Alors que la guerre se déroule mal et que l’opposition publique en Ukraine s’accroît, Zelensky a reçu ses ordres de marche lors du sommet: l’offensive doit se poursuivre, quel qu’en soit le coût en vies humaines.

Pendant des mois, les médias américains ont présenté l’«offensive du printemps» comme un tournant décisif dans la guerre, qui allait déboucher sur une défaite cuisante des forces russes.

Mais la débâcle a été si énorme que même les médias américains se sont trouvés contraints, après des semaines de silence, de reconnaître qu’il s’agit d’un désastre.

La semaine dernière, le Wall Street Journal a écrit dans un reportage: «Lorsque l’Ukraine a lancé sa grande contre-offensive ce printemps, les responsables militaires occidentaux savaient que Kiev ne disposait pas de l’entraînement ou des armes… dont elle avait besoin pour déloger les forces russes. Mais ils espéraient que le courage et l’ingéniosité des Ukrainiens l’emporteraient».

«Ce n’est pas le cas. Des champs de mines profonds et mortels, des fortifications étendues et la puissance aérienne russe se sont combinés pour bloquer en grande partie toute avancée significative des troupes ukrainiennes».

Le New York Times était encore plus direct dans un article qui fut d’abord enterré, puis fortement expurgé. Il fait état d’une unité ukrainienne dont le taux de pertes humaines est de «200 pour cent», ce qui signifie que l’ensemble de ses membres ont été tués ou blessés, puis remplacés par des recrues, elles aussi toutes tuées ou blessées.
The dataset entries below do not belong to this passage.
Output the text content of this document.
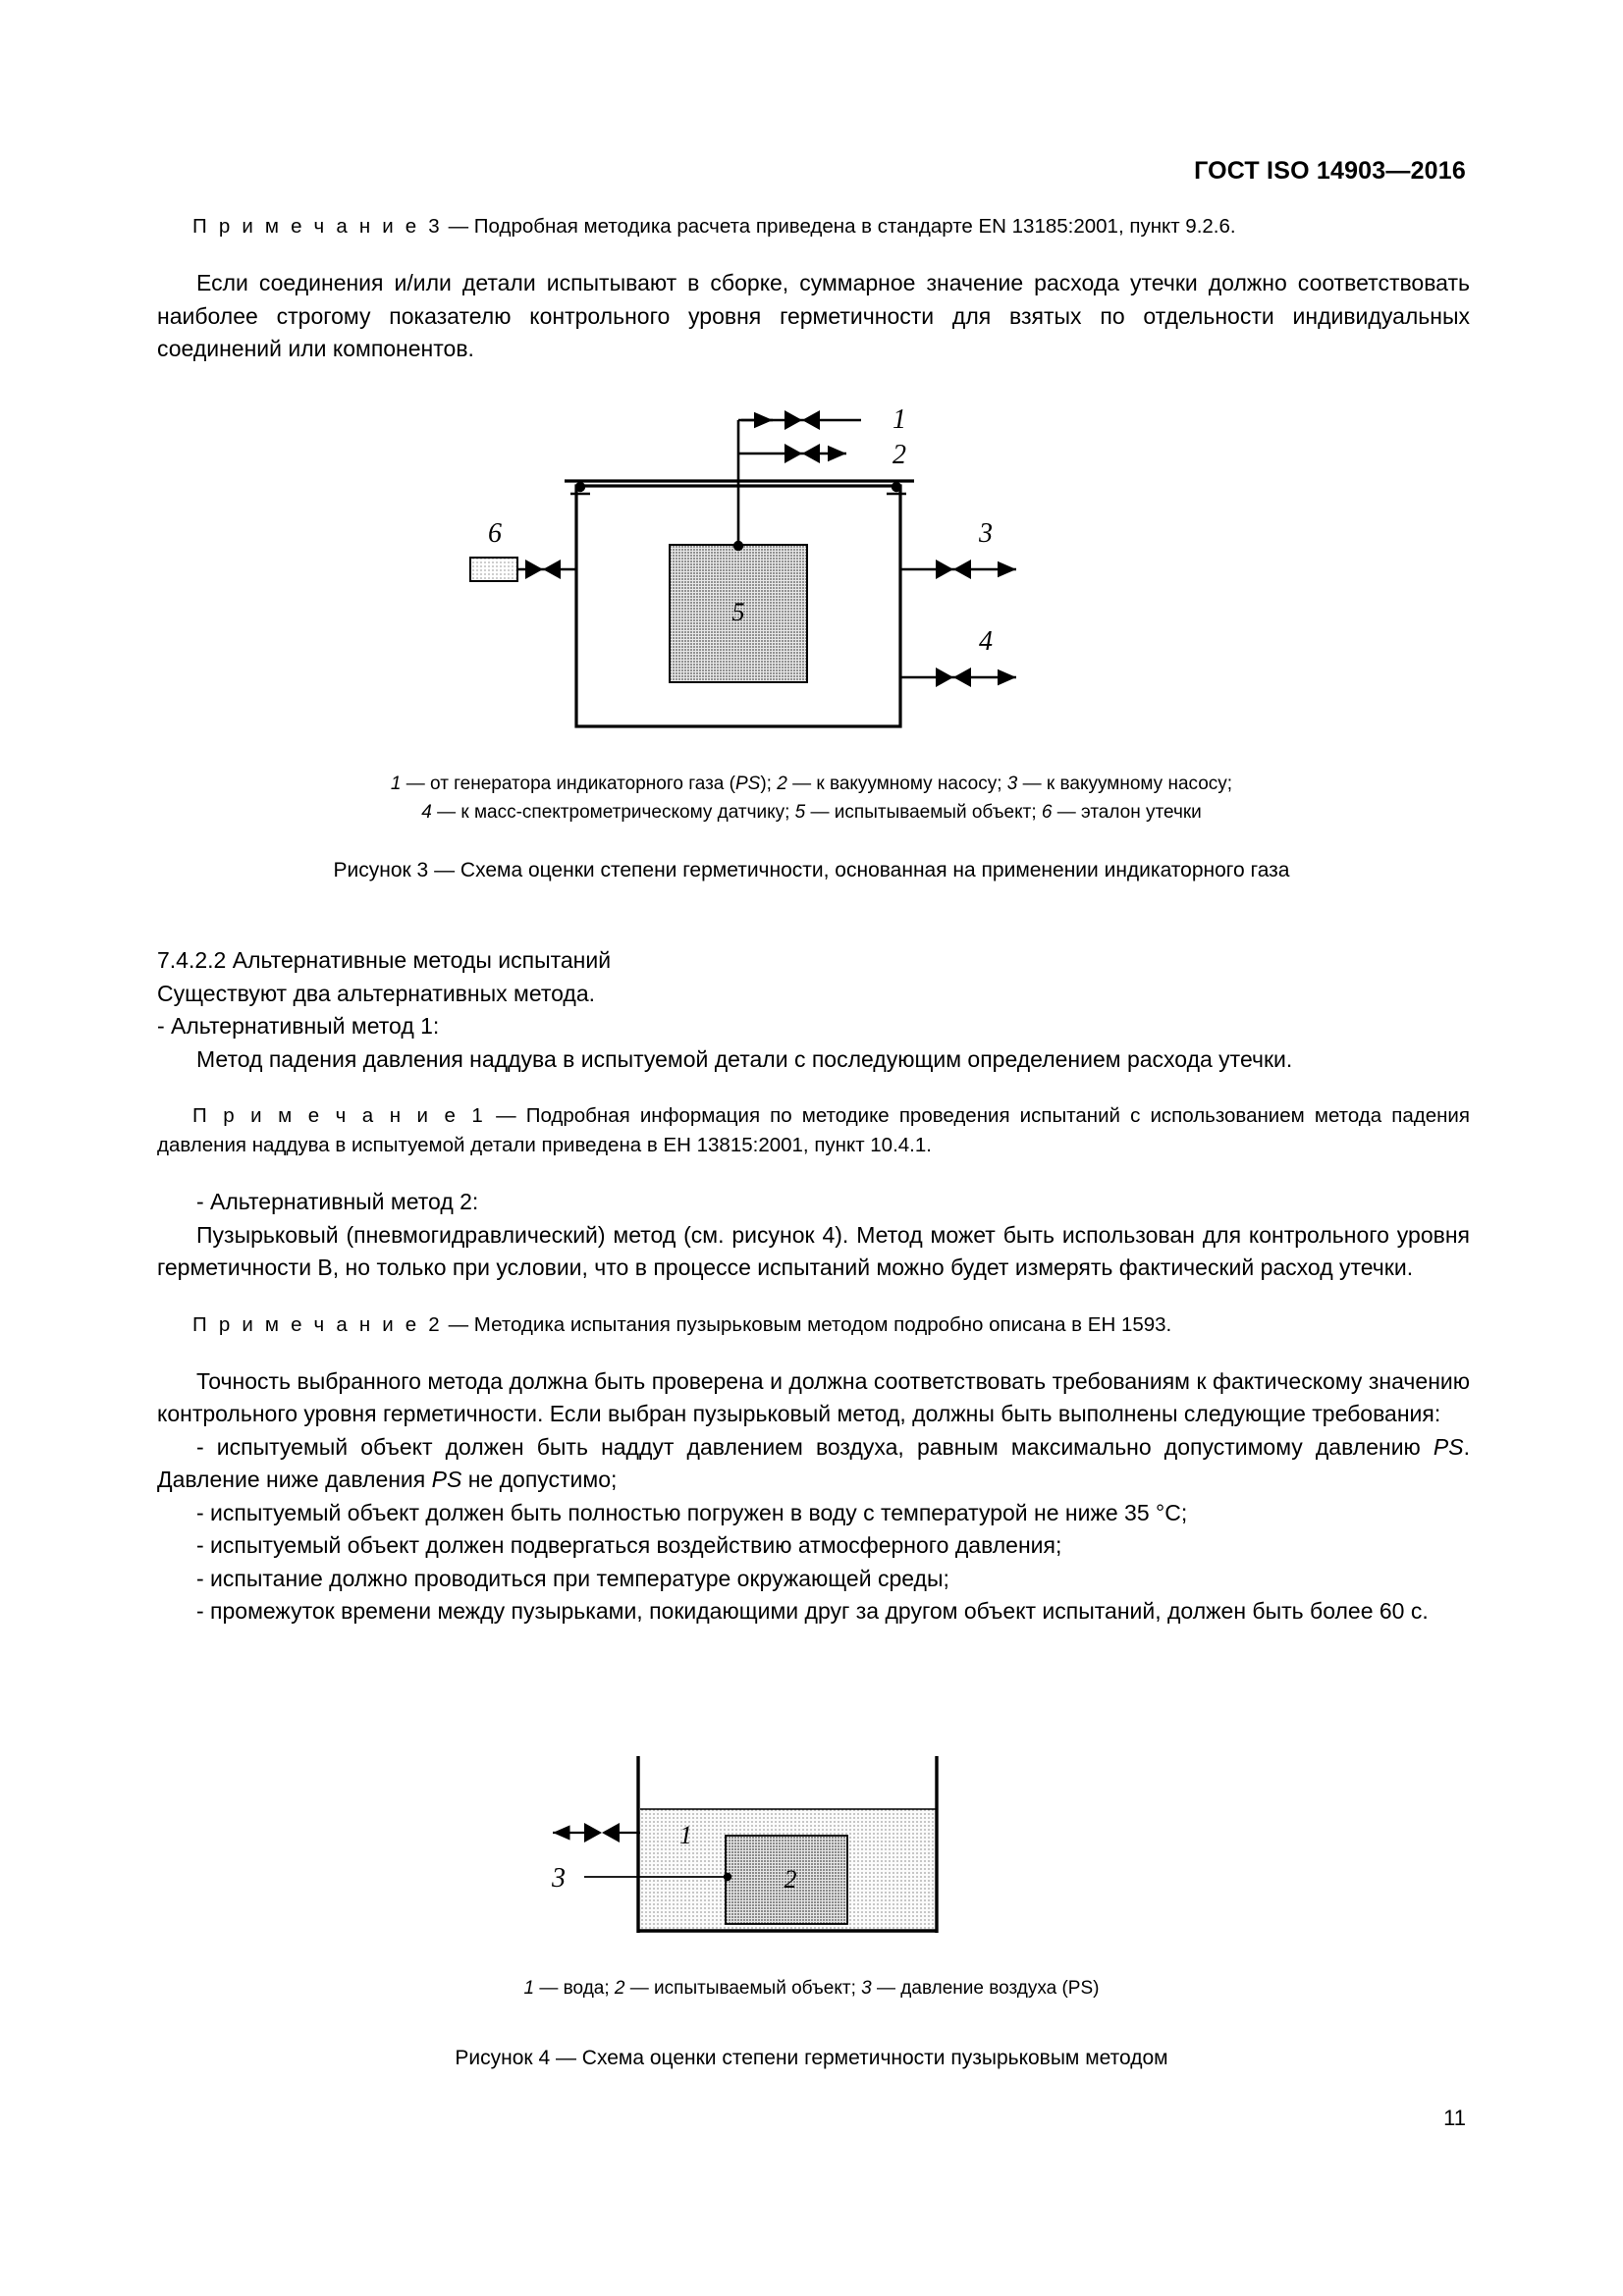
ГОСТ ISO 14903—2016

П р и м е ч а н и е 3 — Подробная методика расчета приведена в стандарте EN 13185:2001, пункт 9.2.6.

Если соединения и/или детали испытывают в сборке, суммарное значение расхода утечки должно соответствовать наиболее строгому показателю контрольного уровня герметичности для взятых по отдельности индивидуальных соединений или компонентов.

5
1
2
6	3
4
1 — от генератора индикаторного газа (PS); 2 — к вакуумному насосу; 3 — к вакуумному насосу;
4 — к масс-спектрометрическому датчику; 5 — испытываемый объект; 6 — эталон утечки
Рисунок 3 — Схема оценки степени герметичности, основанная на применении индикаторного газа

7.4.2.2 Альтернативные методы испытаний

Существуют два альтернативных метода.

- Альтернативный метод 1:

Метод падения давления наддува в испытуемой детали с последующим определением расхода утечки.

П р и м е ч а н и е 1 — Подробная информация по методике проведения испытаний с использованием метода падения давления наддува в испытуемой детали приведена в ЕН 13815:2001, пункт 10.4.1.

- Альтернативный метод 2:

Пузырьковый (пневмогидравлический) метод (см. рисунок 4). Метод может быть использован для контрольного уровня герметичности В, но только при условии, что в процессе испытаний можно будет измерять фактический расход утечки.

П р и м е ч а н и е 2 — Методика испытания пузырьковым методом подробно описана в ЕН 1593.

Точность выбранного метода должна быть проверена и должна соответствовать требованиям к фактическому значению контрольного уровня герметичности. Если выбран пузырьковый метод, должны быть выполнены следующие требования:

- испытуемый объект должен быть наддут давлением воздуха, равным максимально допустимому давлению PS. Давление ниже давления PS не допустимо;

- испытуемый объект должен быть полностью погружен в воду с температурой не ниже 35 °C;

- испытуемый объект должен подвергаться воздействию атмосферного давления;

- испытание должно проводиться при температуре окружающей среды;

- промежуток времени между пузырьками, покидающими друг за другом объект испытаний, должен быть более 60 с.

2
1
3
1 — вода; 2 — испытываемый объект; 3 — давление воздуха (PS)
Рисунок 4 — Схема оценки степени герметичности пузырьковым методом
11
L’article décrit des jeunes soldats tués en masse, les «remplaçants étant souvent des recrues plus âgées qui ont été forcées d’entrer en action».

En Ukraine, une grande partie de la population valide se trouve sous les armes, contrainte de se battre par un régime draconien de conscription.

La guerre est dirigée par les États-Unis et les puissances de l’OTAN, et la saignée doit se poursuivre. The Economist écrivait jeudi (dans un article intitulé «L’armée ukrainienne engage de nouvelles forces dans une grande poussée vers le sud»): «Certains responsables militaires américains et européens affirment que les commandants ukrainiens ont, en fait, ont hésité trop lentement à frapper avec leurs nouvelles brigades, une erreur qu’ils pensent que l’Ukraine a commise l’année dernière à Kherson…»

L’article a cité le chef de l’état-major interarmées américain, Mark Milley, qui a déclaré: «Les différents exercices militaires réalisés à l’avance ont permis de prévoir certains niveaux de progression», mais le tout «a ralenti».

Pressés par les puissances impérialistes, les généraux ukrainiens ont décidé de «jeter des jambes fraîches», un euphémisme utilisé par The Economist pour décrire les soldats ukrainiens, jeunes et vieux, envoyés à la mort.

Au fur et à mesure que la guerre progresse, le prétexte selon lequel les États-Unis se battent au nom de la «démocratie» s’estompe.

Jeudi, le président américain Joe Biden a rencontré la première ministre italienne Giorgia Meloni. Biden a déclaré: «L’Italie et les États-Unis sont également aux côtés de l’Ukraine, et je vous félicite pour votre soutien très ferme dans la défense contre les atrocités russes, et c’est bien de cela qu’il s’agit».

Meloni est une admiratrice ouverte du dictateur fasciste italien, Benito Mussolini, qui a notoirement déclaré: «Je pense que Mussolini était un bon politicien», ajoutant: «Tout ce qu’il a fait, il l’a fait pour l’Italie».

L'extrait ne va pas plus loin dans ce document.